Friday, 22 January 2010

The Pars, The SFA and the Integrity of Scottish Football

Yesterday’s decision by an SFA Appeals Committee to overturn the band handed to Dunfermline Athletic for fielding an ineligible player is astonishing, The Pars have been told they must replay the match, this time away from home, and they have also been handed various fines totalling around £30,000.

The initial ban was imposed by the SFA’s Emergency Committee. This Committee is a small group comprised of the top office bearers of the SFA. President George Peat, Vice President Campbell Ogilvie and Chief Executive Gordon Smith were three of the five men involved. The rules of the SFA do not state what punishment should be applied in a case of this nature. Instead, the Emergency Committee are empowered to deal with the offending club ‘as they see fit’.

Dunfermline’s decision to appeal was based on the severity of the punishment. They did not deny that they had breached the regulations but their argument was that punishments handed down to other clubs had been less severe. No two situations have been exactly the same so it is difficult to be sure about the relevance of previous instances.

The Appeals Committee is made up of a independent QC and several ‘ordinary’ SFA Council members – not office bearers of the Association. The presence of the QC is partly to advise on points of law. In Scots law precedent is all important. Their decision to overturn the cup ban given to Dunfermline must cast doubt on the ability of the Emergency Committee to undertake their work.

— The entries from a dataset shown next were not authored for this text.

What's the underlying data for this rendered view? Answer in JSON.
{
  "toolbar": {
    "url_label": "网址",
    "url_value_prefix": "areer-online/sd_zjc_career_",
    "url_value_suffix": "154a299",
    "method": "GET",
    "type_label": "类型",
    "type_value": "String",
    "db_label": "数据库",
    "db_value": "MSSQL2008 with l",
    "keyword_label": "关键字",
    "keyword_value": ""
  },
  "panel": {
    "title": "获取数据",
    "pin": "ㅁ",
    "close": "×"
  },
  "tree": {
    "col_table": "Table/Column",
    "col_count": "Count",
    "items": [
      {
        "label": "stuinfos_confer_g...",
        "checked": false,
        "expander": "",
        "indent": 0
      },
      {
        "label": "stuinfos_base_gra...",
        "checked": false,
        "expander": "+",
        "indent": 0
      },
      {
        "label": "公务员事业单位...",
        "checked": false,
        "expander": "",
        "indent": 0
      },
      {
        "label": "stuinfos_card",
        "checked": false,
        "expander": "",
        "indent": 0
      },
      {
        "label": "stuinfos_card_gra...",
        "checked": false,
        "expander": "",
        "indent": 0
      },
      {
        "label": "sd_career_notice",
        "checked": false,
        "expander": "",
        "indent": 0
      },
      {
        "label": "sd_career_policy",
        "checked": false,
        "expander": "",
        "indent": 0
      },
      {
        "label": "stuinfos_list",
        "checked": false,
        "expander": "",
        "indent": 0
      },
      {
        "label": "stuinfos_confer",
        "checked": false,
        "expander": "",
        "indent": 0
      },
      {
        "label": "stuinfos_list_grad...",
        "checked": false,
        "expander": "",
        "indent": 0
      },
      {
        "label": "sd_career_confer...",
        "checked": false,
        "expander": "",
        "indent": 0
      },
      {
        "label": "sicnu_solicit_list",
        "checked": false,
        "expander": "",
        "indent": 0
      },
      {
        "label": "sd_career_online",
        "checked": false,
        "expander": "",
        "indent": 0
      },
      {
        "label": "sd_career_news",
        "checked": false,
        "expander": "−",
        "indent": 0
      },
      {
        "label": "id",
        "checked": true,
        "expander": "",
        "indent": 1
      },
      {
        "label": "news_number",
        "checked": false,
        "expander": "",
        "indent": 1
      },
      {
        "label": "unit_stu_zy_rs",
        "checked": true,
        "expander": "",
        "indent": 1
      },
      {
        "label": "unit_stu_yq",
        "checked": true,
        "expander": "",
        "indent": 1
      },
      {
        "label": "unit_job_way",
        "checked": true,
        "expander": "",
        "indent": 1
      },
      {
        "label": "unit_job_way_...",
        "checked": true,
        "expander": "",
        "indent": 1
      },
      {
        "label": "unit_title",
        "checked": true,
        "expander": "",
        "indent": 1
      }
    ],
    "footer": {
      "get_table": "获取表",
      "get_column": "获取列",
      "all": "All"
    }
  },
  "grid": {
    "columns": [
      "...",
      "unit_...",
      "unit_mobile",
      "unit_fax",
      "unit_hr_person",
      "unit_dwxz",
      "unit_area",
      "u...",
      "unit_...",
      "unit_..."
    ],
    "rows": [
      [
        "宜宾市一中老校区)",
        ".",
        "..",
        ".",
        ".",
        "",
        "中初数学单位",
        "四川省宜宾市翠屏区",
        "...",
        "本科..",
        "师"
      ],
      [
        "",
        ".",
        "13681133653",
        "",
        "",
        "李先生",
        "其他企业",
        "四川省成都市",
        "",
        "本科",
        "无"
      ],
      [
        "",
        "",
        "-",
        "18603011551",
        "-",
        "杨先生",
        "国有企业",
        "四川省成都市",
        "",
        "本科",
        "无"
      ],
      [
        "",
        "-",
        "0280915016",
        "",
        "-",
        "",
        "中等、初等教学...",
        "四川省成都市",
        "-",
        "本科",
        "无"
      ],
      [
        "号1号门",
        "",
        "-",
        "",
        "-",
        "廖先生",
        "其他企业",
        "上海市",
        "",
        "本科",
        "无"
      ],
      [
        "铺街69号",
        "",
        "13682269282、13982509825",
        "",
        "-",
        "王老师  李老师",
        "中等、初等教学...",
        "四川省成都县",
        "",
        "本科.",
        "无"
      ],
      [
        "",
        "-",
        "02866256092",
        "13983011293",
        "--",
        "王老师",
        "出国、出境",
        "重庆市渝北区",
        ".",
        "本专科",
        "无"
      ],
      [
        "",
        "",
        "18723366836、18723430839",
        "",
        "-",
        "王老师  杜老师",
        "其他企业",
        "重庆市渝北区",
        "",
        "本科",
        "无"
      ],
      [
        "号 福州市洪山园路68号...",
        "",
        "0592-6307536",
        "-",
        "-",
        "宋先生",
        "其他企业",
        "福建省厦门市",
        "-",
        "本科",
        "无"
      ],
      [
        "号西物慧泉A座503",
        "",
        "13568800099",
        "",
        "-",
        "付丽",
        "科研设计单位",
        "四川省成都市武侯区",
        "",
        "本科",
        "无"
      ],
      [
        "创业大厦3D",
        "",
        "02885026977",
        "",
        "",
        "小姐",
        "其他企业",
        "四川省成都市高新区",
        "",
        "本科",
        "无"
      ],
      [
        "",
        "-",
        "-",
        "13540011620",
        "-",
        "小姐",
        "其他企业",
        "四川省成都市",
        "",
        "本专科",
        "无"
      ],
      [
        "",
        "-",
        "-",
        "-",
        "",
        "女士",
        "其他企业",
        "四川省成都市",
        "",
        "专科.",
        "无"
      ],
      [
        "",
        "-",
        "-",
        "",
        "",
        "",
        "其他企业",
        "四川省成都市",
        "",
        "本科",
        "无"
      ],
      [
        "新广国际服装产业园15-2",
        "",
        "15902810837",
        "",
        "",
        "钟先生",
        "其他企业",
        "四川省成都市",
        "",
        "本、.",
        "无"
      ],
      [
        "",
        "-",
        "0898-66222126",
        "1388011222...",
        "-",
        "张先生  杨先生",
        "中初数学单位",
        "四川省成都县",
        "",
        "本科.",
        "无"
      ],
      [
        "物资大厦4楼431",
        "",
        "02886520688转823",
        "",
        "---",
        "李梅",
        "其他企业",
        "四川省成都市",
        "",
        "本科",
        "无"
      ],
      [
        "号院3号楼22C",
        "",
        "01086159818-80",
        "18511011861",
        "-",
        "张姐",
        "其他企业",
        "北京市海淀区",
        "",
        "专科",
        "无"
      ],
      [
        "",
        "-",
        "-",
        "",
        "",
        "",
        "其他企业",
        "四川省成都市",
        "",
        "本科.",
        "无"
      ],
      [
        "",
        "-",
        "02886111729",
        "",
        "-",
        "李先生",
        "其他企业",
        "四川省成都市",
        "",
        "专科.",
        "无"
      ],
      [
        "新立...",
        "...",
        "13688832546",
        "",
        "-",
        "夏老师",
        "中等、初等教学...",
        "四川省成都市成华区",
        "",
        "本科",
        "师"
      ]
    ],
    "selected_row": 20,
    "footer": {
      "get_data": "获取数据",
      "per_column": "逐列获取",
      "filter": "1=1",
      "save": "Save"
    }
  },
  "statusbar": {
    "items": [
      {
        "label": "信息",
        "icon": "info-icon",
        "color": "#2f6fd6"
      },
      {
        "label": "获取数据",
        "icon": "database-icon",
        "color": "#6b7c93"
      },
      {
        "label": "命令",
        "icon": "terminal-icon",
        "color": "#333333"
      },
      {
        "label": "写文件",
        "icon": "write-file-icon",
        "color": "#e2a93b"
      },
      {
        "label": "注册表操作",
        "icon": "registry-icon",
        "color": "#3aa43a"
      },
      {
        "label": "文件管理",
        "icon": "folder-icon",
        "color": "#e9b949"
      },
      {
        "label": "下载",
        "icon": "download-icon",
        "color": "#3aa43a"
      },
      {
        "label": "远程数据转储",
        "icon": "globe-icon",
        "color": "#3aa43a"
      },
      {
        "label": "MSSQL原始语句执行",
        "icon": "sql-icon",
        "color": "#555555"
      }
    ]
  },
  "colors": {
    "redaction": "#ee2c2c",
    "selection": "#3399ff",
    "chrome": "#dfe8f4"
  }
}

Messrs Peat, Ogilvie and Smith have been over-ruled when trying to apply their own rules. The punishment they came up with has been deemed to be exscessive. The oft-quoted maxim that the SFA make up the rules as they go along never seems to have been more appropriate.

Even the decision to replay the game at Stenhousemuir defies precedent and logic. Any other time when a match has been effectively nullified, the replay takes place on the same ground as the first game. It is not, in fact, a replay. It is a re-staging of the first game.

This time the replay is a one-off game to be played to a finish. This is a sensible decision but it does contradict precedent and the SFA rules.

Dunfermline are delighted to have a second chance, despite having fielded a player who was not eligible to take part in the first game. Stenhousemuir, who did not lodge a protest, but trusted the SFA to investigate the matter and deal with it, are left confused.

After their win over Morton it is Celtic who await the winners. That means a major pay day for either Stenhousemuir or Dunfermline. If it is Dunfermline who go through then it seems to suggest that cheating pays off. OK, they may have not intended to break the rules, but that has never been much of a defence in a case such as this.

And all this on the same day that the SFA issued a statement saying they would not allow clubs to change names because it called into question the integrity of the game.

Integrity? Scottish football? Aye right.